Vivian Williams Butts is the daughter of the late Wendell Curtis Williams and the late Catherine Lily Spruill Williams; born in Fentress, VA. Vivian joined the Bethlehem Police Department in 1964, becoming the city’s first female officer. Promoted to sergeant in 1980, she retired in 1989 after 25 years of service.

 

Ada Brady

Ada Brady


Ada Pauline Brady of Bethlehem, PA, was born in Newport News, VA, in 1922. Ada was the daughter of the late Redmond Brady and Julia (Jones) Brady-Williams. Ada was reared in Bethlehem and is a graduate of Liberty High School. She received her Bachelors Degree in Social Work from Hampton University and a K-3 Teaching Certificate from Bank Street College of Education.
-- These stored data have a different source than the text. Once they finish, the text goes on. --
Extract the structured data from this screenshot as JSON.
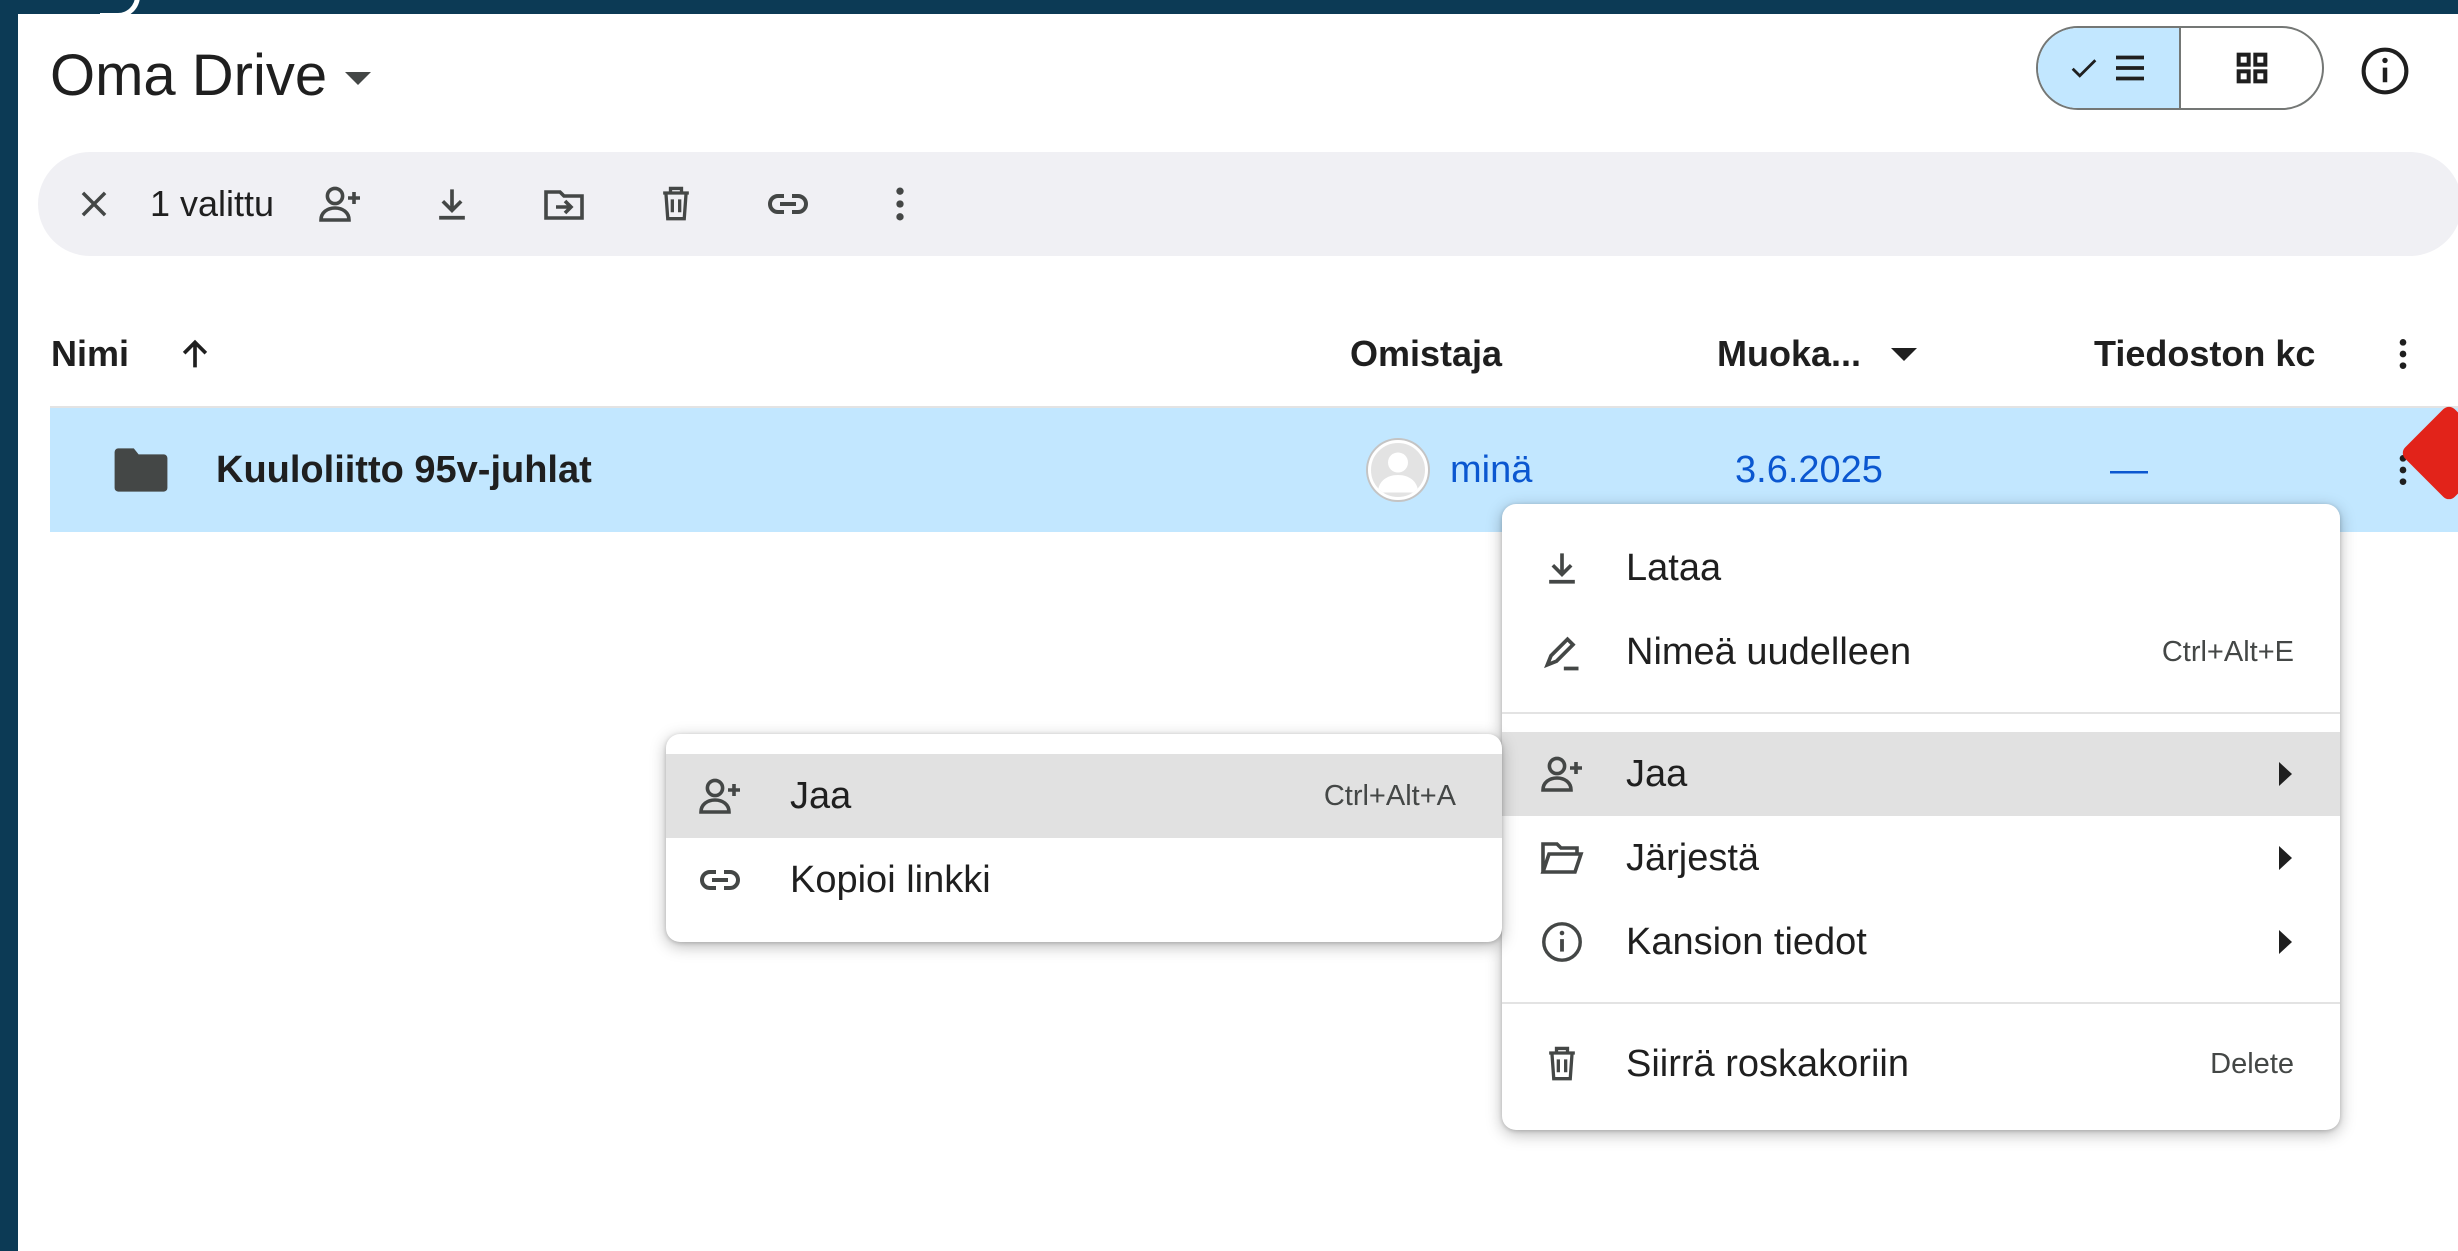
{
  "header": {
    "title": "Oma Drive"
  },
  "toolbar": {
    "selected_count": "1 valittu"
  },
  "columns": {
    "name": "Nimi",
    "owner": "Omistaja",
    "modified": "Muoka...",
    "size": "Tiedoston kc"
  },
  "row": {
    "name": "Kuuloliitto 95v-juhlat",
    "owner": "minä",
    "modified": "3.6.2025",
    "size": "—"
  },
  "context_menu": {
    "download": "Lataa",
    "rename": "Nimeä uudelleen",
    "rename_shortcut": "Ctrl+Alt+E",
    "share": "Jaa",
    "organize": "Järjestä",
    "folder_info": "Kansion tiedot",
    "trash": "Siirrä roskakoriin",
    "trash_shortcut": "Delete"
  },
  "share_submenu": {
    "share": "Jaa",
    "share_shortcut": "Ctrl+Alt+A",
    "copy_link": "Kopioi linkki"
  },
  "colors": {
    "selected_row": "#c2e7ff",
    "link_blue": "#0b57d0",
    "frame": "#0c3a55",
    "marker": "#e2231a"
  }
}
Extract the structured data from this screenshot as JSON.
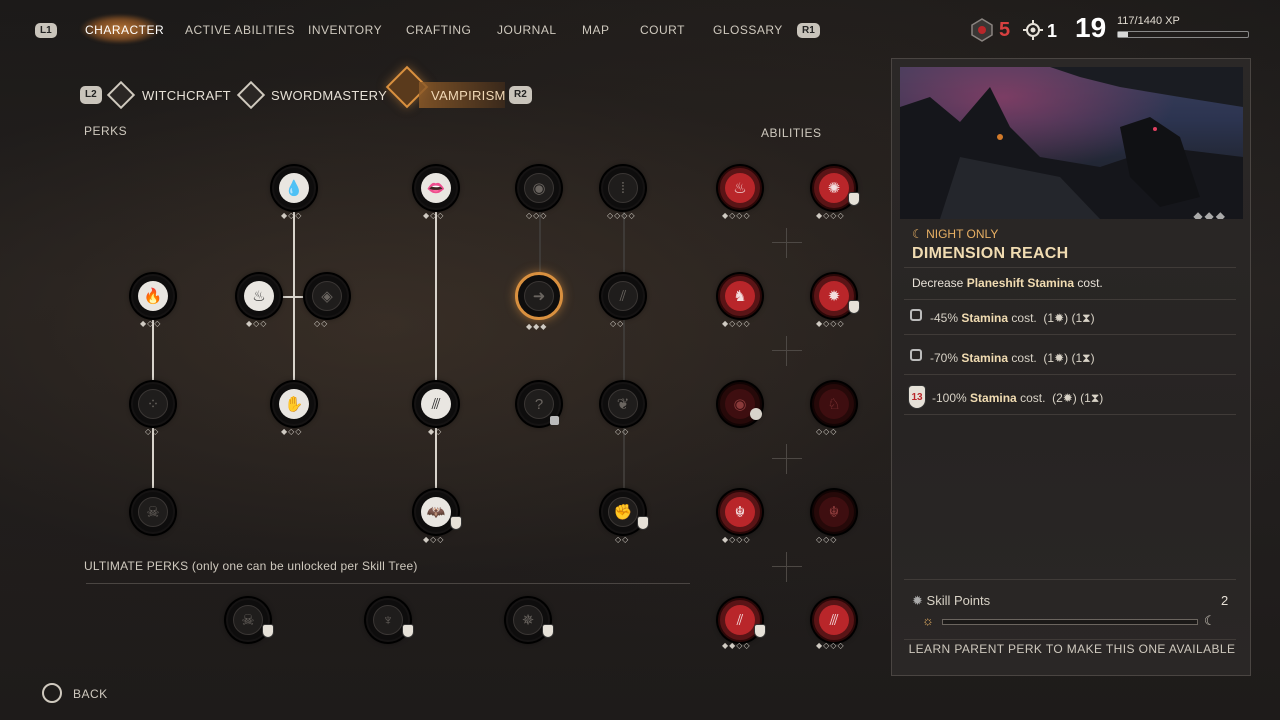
{
  "topbar": {
    "left_button": "L1",
    "right_button": "R1",
    "nav": [
      "CHARACTER",
      "ACTIVE ABILITIES",
      "INVENTORY",
      "CRAFTING",
      "JOURNAL",
      "MAP",
      "COURT",
      "GLOSSARY"
    ],
    "active_tab": "CHARACTER",
    "currency_red": "5",
    "skill_points": "1",
    "level": "19",
    "xp": "117/1440 XP",
    "xp_fraction": 0.08
  },
  "subtabs": {
    "left_button": "L2",
    "right_button": "R2",
    "items": [
      "WITCHCRAFT",
      "SWORDMASTERY",
      "VAMPIRISM"
    ],
    "active": "VAMPIRISM"
  },
  "labels": {
    "perks": "PERKS",
    "abilities": "ABILITIES",
    "ultimate": "ULTIMATE PERKS (only one can be unlocked per Skill Tree)",
    "back": "BACK"
  },
  "detail": {
    "tag": "NIGHT ONLY",
    "title": "DIMENSION REACH",
    "desc_prefix": "Decrease",
    "desc_bold": "Planeshift Stamina",
    "desc_suffix": "cost.",
    "tiers": [
      {
        "value": "-45%",
        "stat": "Stamina",
        "suffix": "cost.",
        "cost1": "(1",
        "cost2": "(1",
        "locked": true
      },
      {
        "value": "-70%",
        "stat": "Stamina",
        "suffix": "cost.",
        "cost1": "(1",
        "cost2": "(1",
        "locked": true
      },
      {
        "value": "-100%",
        "stat": "Stamina",
        "suffix": "cost.",
        "cost1": "(2",
        "cost2": "(1",
        "locked": false,
        "badge": "13"
      }
    ],
    "skill_points_label": "Skill Points",
    "skill_points_value": "2",
    "footer": "LEARN PARENT PERK TO MAKE THIS ONE AVAILABLE"
  },
  "colors": {
    "accent_orange": "#d9903f",
    "accent_red": "#b9262a",
    "text_gold": "#f1dcb2"
  }
}
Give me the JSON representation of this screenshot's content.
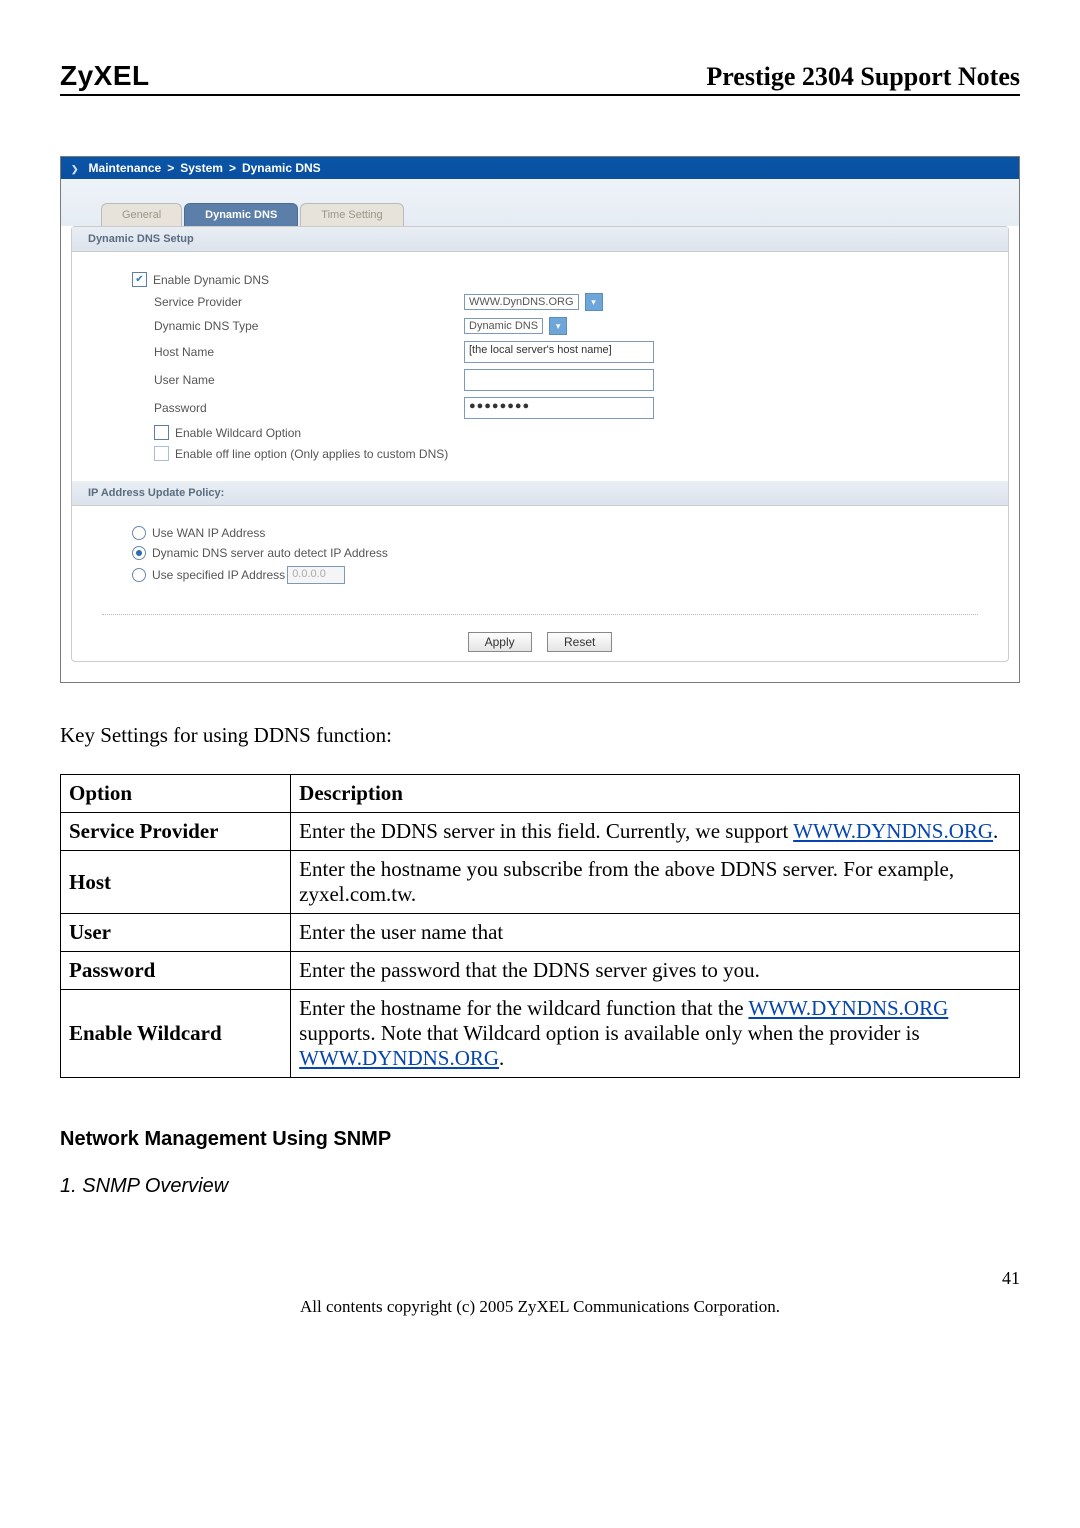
{
  "header": {
    "logo": "ZyXEL",
    "title": "Prestige 2304 Support Notes"
  },
  "router": {
    "breadcrumb": [
      "Maintenance",
      "System",
      "Dynamic DNS"
    ],
    "tabs": [
      "General",
      "Dynamic DNS",
      "Time Setting"
    ],
    "section1_title": "Dynamic DNS Setup",
    "enable_label": "Enable Dynamic DNS",
    "rows": {
      "service_provider": "Service Provider",
      "service_provider_val": "WWW.DynDNS.ORG",
      "dns_type": "Dynamic DNS Type",
      "dns_type_val": "Dynamic DNS",
      "host": "Host Name",
      "host_val": "[the local server's host name]",
      "user": "User Name",
      "password": "Password",
      "password_val": "●●●●●●●●",
      "wildcard": "Enable Wildcard Option",
      "offline": "Enable off line option (Only applies to custom DNS)"
    },
    "section2_title": "IP Address Update Policy:",
    "policy": {
      "wan": "Use WAN IP Address",
      "auto": "Dynamic DNS server auto detect IP Address",
      "spec": "Use specified IP Address",
      "spec_ip": "0.0.0.0"
    },
    "buttons": {
      "apply": "Apply",
      "reset": "Reset"
    }
  },
  "body": {
    "intro": "Key Settings for using DDNS function:",
    "table_headers": [
      "Option",
      "Description"
    ],
    "table": [
      {
        "opt": "Service Provider",
        "desc_prefix": "Enter the DDNS server in this field. Currently, we support ",
        "link": "WWW.DYNDNS.ORG",
        "desc_suffix": "."
      },
      {
        "opt": "Host",
        "desc": "Enter the hostname you subscribe from the above DDNS server. For example, zyxel.com.tw."
      },
      {
        "opt": "User",
        "desc": "Enter the user name that"
      },
      {
        "opt": "Password",
        "desc": "Enter the password that the DDNS server gives to you."
      },
      {
        "opt": "Enable Wildcard",
        "desc_prefix": "Enter the hostname for the wildcard function that the ",
        "link1": "WWW.DYNDNS.ORG",
        "mid": " supports. Note that Wildcard option is available only when the provider is ",
        "link2": "WWW.DYNDNS.ORG",
        "suffix": "."
      }
    ],
    "h3": "Network Management Using SNMP",
    "h4": "1. SNMP Overview",
    "page": "41",
    "footer": "All contents copyright (c) 2005 ZyXEL Communications Corporation."
  }
}
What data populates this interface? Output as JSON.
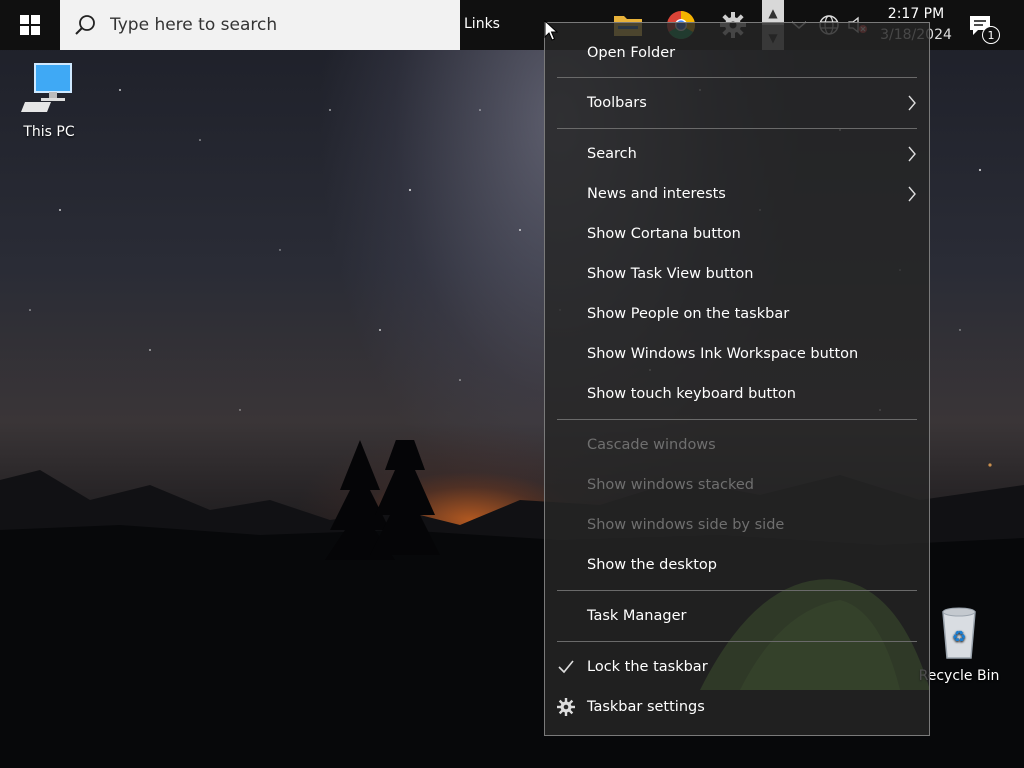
{
  "taskbar": {
    "search_placeholder": "Type here to search",
    "links_label": "Links",
    "clock_time": "2:17 PM",
    "clock_date": "3/18/2024",
    "notification_count": "1"
  },
  "desktop": {
    "icons": [
      {
        "label": "This PC"
      },
      {
        "label": "Recycle Bin"
      }
    ]
  },
  "context_menu": {
    "items": [
      {
        "label": "Open Folder"
      },
      {
        "label": "Toolbars"
      },
      {
        "label": "Search"
      },
      {
        "label": "News and interests"
      },
      {
        "label": "Show Cortana button"
      },
      {
        "label": "Show Task View button"
      },
      {
        "label": "Show People on the taskbar"
      },
      {
        "label": "Show Windows Ink Workspace button"
      },
      {
        "label": "Show touch keyboard button"
      },
      {
        "label": "Cascade windows"
      },
      {
        "label": "Show windows stacked"
      },
      {
        "label": "Show windows side by side"
      },
      {
        "label": "Show the desktop"
      },
      {
        "label": "Task Manager"
      },
      {
        "label": "Lock the taskbar"
      },
      {
        "label": "Taskbar settings"
      }
    ]
  },
  "colors": {
    "taskbar_bg": "#101010",
    "menu_bg": "#262626",
    "menu_disabled_text": "#6f6f6f",
    "tent_green": "#6fb23a"
  }
}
She worked as a Social Worker in New York City and was an elementary teacher in the Bethlehem School District for 21 years.

Ada was a community activist, serving with South Bethlehem Neighborhood Center, Bethlehem Branch NAACP and Church Women United. A devout Christian and active member of St. John A.M.E. Zion Church, she served as organist and Minister of Music, Class Leader, Trustee, Missionary and sang in two church choirs. She also served as the Local Life Members Chair of the Women’s Home and Overseas Missionary Society.

Maria P. Walton

Maria P. Walton

Mrs. Maria Palmer Walton, born 1894 in Virginia, was the local beautician/hairdresser in Bethlehem beginning in the late 1950s through the 1960s. With a college education from Hampton University, she was able to be proprietor of her own beauty salon located on Brodhead Avenue, South Bethlehem.

Maria was born in 1894 and passed away in 1978. Her husband was William M. Walton who was bus driver for the Bethlehem Steel plant in 1950. Maria is the sister to Olivia Palmer Clark.